Leading Retailers Voice Concern Over Border Tax

A group of more than 100 businesses and trade associations, including a number of top U.S. retailers, have launched a new coalition to stop the Border Adjustment Tax (BAT).

The American’s for Affordable Products said it would run a national campaign to engage consumers and show lawmakers that pursuing tax policy that will result in higher costs for shoppers on everyday items including food, gas and clothing is the wrong approach.

The BAT is a component of the U.S. House Republican tax reform proposal, which the organization feels could significantly hurt American consumers and the nation’s largest employers by increasing the cost of everyday products by up to 20%.

Gary Shapiro, president and CEO of the Consumer Technology Association, said, “While well intended, a proposed Border Adjustment Tax could increase prices on a wide range of basic consumer goods, hitting the pocketbooks of middle class Americans. We urge policymakers to incentivize U.S. manufacturing in ways that don’t hurt the hundreds of thousands of American businesses who employ millions of American workers.”

In addition, leaders of the National Retail Federation (NRF) and Retail Industry Leaders Association (RILA) spoke out against BAT.

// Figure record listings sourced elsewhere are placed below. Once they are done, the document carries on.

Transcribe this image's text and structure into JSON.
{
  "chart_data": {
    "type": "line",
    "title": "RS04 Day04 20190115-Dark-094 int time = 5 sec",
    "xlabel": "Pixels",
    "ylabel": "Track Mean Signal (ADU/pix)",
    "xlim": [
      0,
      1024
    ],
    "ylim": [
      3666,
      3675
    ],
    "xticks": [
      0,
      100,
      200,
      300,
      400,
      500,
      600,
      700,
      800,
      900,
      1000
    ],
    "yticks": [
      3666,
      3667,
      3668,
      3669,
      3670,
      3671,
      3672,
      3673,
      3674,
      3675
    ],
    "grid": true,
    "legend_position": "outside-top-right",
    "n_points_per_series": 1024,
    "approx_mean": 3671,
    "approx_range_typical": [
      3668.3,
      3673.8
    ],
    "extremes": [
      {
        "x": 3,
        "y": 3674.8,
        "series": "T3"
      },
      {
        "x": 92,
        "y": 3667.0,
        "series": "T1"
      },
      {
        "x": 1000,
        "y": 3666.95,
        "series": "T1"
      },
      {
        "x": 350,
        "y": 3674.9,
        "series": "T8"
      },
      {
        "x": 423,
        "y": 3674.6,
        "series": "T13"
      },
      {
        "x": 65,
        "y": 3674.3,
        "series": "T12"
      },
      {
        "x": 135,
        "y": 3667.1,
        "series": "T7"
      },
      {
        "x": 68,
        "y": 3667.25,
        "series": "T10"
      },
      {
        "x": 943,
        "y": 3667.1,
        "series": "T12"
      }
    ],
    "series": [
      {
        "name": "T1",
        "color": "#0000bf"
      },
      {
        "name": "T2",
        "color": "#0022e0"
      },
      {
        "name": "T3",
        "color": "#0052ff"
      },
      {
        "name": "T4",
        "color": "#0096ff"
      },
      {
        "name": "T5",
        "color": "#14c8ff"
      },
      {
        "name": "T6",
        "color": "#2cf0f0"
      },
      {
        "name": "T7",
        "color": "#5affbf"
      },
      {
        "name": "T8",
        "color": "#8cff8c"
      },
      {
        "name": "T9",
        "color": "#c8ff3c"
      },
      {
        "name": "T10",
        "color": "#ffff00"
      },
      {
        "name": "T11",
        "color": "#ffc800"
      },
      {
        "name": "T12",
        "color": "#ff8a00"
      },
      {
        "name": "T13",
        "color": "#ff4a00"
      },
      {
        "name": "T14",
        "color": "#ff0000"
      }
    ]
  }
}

“Whether it’s the automobile you drive, the gasoline you use, the groceries you put on the table, or the shoes and the clothes you put on your feet and back, the prices of all of those things will get driven up by the Border Adjustment Tax,” said Matthew Shay, NRF’s president and CEO.

The website for the American’s for Affordable Products lists a host of retailers supporting the new organization. Among them are Walmart, Target, Best Buy, BJ’s Wholesale, Macy’s, Meijer, QVC, HSN, Walgreens Boots Alliance and Rite Aid. In addition, the International Housewares Association is also among those trade groups lending its support to the fight against BAT.